Chapter 13: Powerful two opposing presences: Mark and Keren not seeing the same world (pp 217-219). Keren blamed for not being a good manager. Did she think .. . did he think: they accuse one another it the silence of working minds (p 218). Keren comes to Enys and he can no longer resist: “then take” she says. Actually liaison starts late in the book and it is found out quickly (Pp 220-221)
Chapter 14: May 2, 1789: the Warleggans, Cary, Nicholas and George: vowing revenge but also showing the means through squeezing interlopes out once they know who they are. Warleggan could then put the screws on Ross and his Carnmore Copper Company — loans will be called in, property reclaimed — and destroy Ross’s company WE know that Sanson’s mills are a front; they are doing manipulative banking.
Ross’s perpetual kicking against the laws and customs of his world directly while Demelza works against them indirectly — both are pro-friend, pro-decency, and if family members will let them by not insisting on amoral behavior on their part, pro-family.
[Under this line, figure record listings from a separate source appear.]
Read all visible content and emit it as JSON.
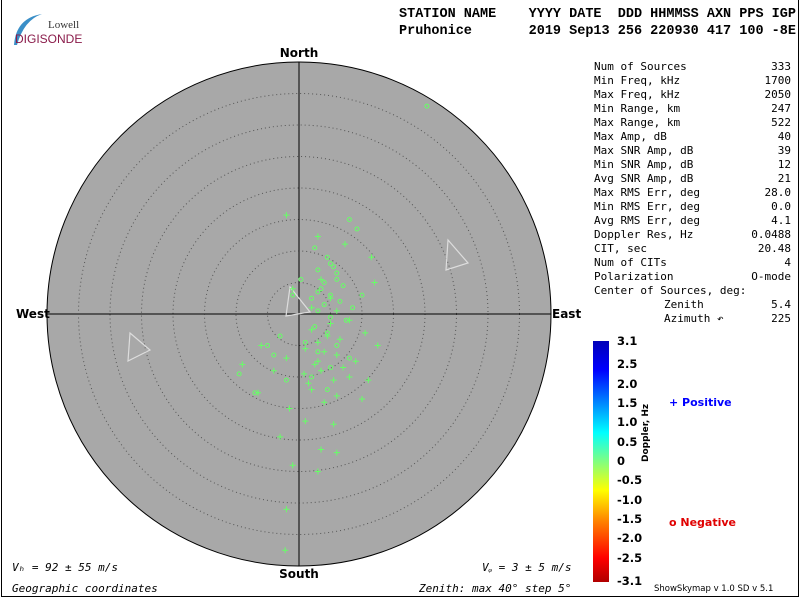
{
  "logo": {
    "top": "Lowell",
    "bottom": "DIGISONDE"
  },
  "header": {
    "line1": "STATION NAME    YYYY DATE  DDD HHMMSS AXN PPS IGP",
    "line2": "Pruhonice       2019 Sep13 256 220930 417 100 -8E"
  },
  "stats": [
    {
      "label": "Num of Sources",
      "value": "333"
    },
    {
      "label": "Min Freq, kHz",
      "value": "1700"
    },
    {
      "label": "Max Freq, kHz",
      "value": "2050"
    },
    {
      "label": "Min Range, km",
      "value": "247"
    },
    {
      "label": "Max Range, km",
      "value": "522"
    },
    {
      "label": "Max Amp, dB",
      "value": "40"
    },
    {
      "label": "Max SNR Amp, dB",
      "value": "39"
    },
    {
      "label": "Min SNR Amp, dB",
      "value": "12"
    },
    {
      "label": "Avg SNR Amp, dB",
      "value": "21"
    },
    {
      "label": "Max RMS Err, deg",
      "value": "28.0"
    },
    {
      "label": "Min RMS Err, deg",
      "value": "0.0"
    },
    {
      "label": "Avg RMS Err, deg",
      "value": "4.1"
    },
    {
      "label": "Doppler Res, Hz",
      "value": "0.0488"
    },
    {
      "label": "CIT, sec",
      "value": "20.48"
    },
    {
      "label": "Num of CITs",
      "value": "4"
    },
    {
      "label": "Polarization",
      "value": "O-mode"
    },
    {
      "label": "Center of Sources, deg:",
      "value": ""
    },
    {
      "label": "Zenith",
      "value": "5.4"
    },
    {
      "label": "Azimuth ↶",
      "value": "225"
    }
  ],
  "footer": {
    "vh": "Vₕ = 92 ± 55 m/s",
    "vz": "Vᵩ = 3 ± 5 m/s",
    "coords": "Geographic coordinates",
    "zenith": "Zenith: max 40°  step 5°",
    "version": "ShowSkymap v 1.0   SD v 5.1"
  },
  "chart_data": {
    "type": "scatter",
    "projection": "polar skymap",
    "directions": {
      "north": "North",
      "south": "South",
      "east": "East",
      "west": "West"
    },
    "zenith_max_deg": 40,
    "zenith_step_deg": 5,
    "grid": true,
    "colorbar": {
      "label": "Doppler, Hz",
      "ticks": [
        "3.1",
        "2.5",
        "2.0",
        "1.5",
        "1.0",
        "0.5",
        "0",
        "-0.5",
        "-1.0",
        "-1.5",
        "-2.0",
        "-2.5",
        "-3.1"
      ],
      "range": [
        -3.1,
        3.1
      ]
    },
    "legend": {
      "positive": "Positive",
      "negative": "Negative",
      "positive_color": "#0000ff",
      "negative_color": "#ff0000"
    },
    "point_color": "#66ff66",
    "point_units": "degrees east / north of zenith",
    "positive_points": [
      [
        -2,
        15.7
      ],
      [
        3,
        12.3
      ],
      [
        7.3,
        11.1
      ],
      [
        -1,
        4
      ],
      [
        11.5,
        9
      ],
      [
        12,
        5
      ],
      [
        3.5,
        5.5
      ],
      [
        5,
        2.5
      ],
      [
        8,
        -1
      ],
      [
        10.5,
        -3
      ],
      [
        12.5,
        -5
      ],
      [
        -6,
        -5
      ],
      [
        -2,
        -7
      ],
      [
        1,
        -5.5
      ],
      [
        3,
        -7.5
      ],
      [
        6,
        -6.5
      ],
      [
        9,
        -7.5
      ],
      [
        0.8,
        -9.5
      ],
      [
        3.5,
        -9
      ],
      [
        8,
        -10
      ],
      [
        11,
        -10.5
      ],
      [
        -6.5,
        -12.5
      ],
      [
        2,
        -12
      ],
      [
        6,
        -13
      ],
      [
        10,
        -13.5
      ],
      [
        -1.5,
        -15
      ],
      [
        -3,
        -19.5
      ],
      [
        1,
        -17
      ],
      [
        5.5,
        -17.5
      ],
      [
        3.5,
        -21.5
      ],
      [
        6,
        -22
      ],
      [
        3,
        -25
      ],
      [
        -2,
        -31
      ],
      [
        -2.2,
        -37.5
      ],
      [
        -1,
        -24
      ],
      [
        4.5,
        -3.5
      ],
      [
        6.5,
        -4
      ],
      [
        2,
        -2.5
      ],
      [
        5,
        -1.5
      ],
      [
        3,
        -4.5
      ],
      [
        4,
        -6
      ],
      [
        2.5,
        -8
      ],
      [
        5.5,
        -10.5
      ],
      [
        1.5,
        -11
      ],
      [
        7,
        -8.5
      ],
      [
        4,
        -14
      ],
      [
        2,
        1
      ],
      [
        6,
        0.5
      ],
      [
        -9,
        -8
      ],
      [
        -4,
        -9
      ]
    ],
    "negative_points": [
      [
        20.3,
        33
      ],
      [
        8,
        15
      ],
      [
        9.2,
        13.5
      ],
      [
        2.5,
        10.5
      ],
      [
        4.5,
        9
      ],
      [
        5.5,
        7.5
      ],
      [
        3,
        7
      ],
      [
        6,
        6.5
      ],
      [
        4,
        5
      ],
      [
        7,
        4.5
      ],
      [
        3.5,
        4
      ],
      [
        5,
        3
      ],
      [
        2,
        2.5
      ],
      [
        6.5,
        2
      ],
      [
        4,
        1.5
      ],
      [
        8.5,
        1
      ],
      [
        3,
        0.5
      ],
      [
        5,
        -0.5
      ],
      [
        7.5,
        -1
      ],
      [
        2.5,
        -2
      ],
      [
        4.5,
        -3
      ],
      [
        -9.5,
        -9.5
      ],
      [
        -7,
        -12.5
      ],
      [
        1,
        -4.5
      ],
      [
        -3,
        -3.5
      ],
      [
        6,
        -5
      ],
      [
        3,
        -6
      ],
      [
        -4,
        -6.5
      ],
      [
        8,
        -7
      ],
      [
        5,
        -8.5
      ],
      [
        2,
        -10
      ],
      [
        -2,
        -10.5
      ],
      [
        4.5,
        -12
      ],
      [
        -5,
        -5
      ],
      [
        10,
        3
      ],
      [
        0.3,
        5.5
      ],
      [
        -1,
        3
      ],
      [
        5,
        8
      ],
      [
        3,
        3.5
      ],
      [
        6,
        5.5
      ]
    ]
  }
}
When I come to write blogs on the new series (2015, starting in June, I’ll follow the PBS schedule though by that time hope to have the BBC DVDs and use the BBC arrangement of the mini-series). Then my perspective will follow that of Tom Bragg (in Upstairs and Downstairs: British Costume Drama, historical films) on how the series fits into the development of historical film in the 1970s: its use of landscape, interior settings, roving immersion camera work, its genuine humane progressivism. Just about all my stills for this blog come from 1970s mini-series as this is the only one I have a DVD for.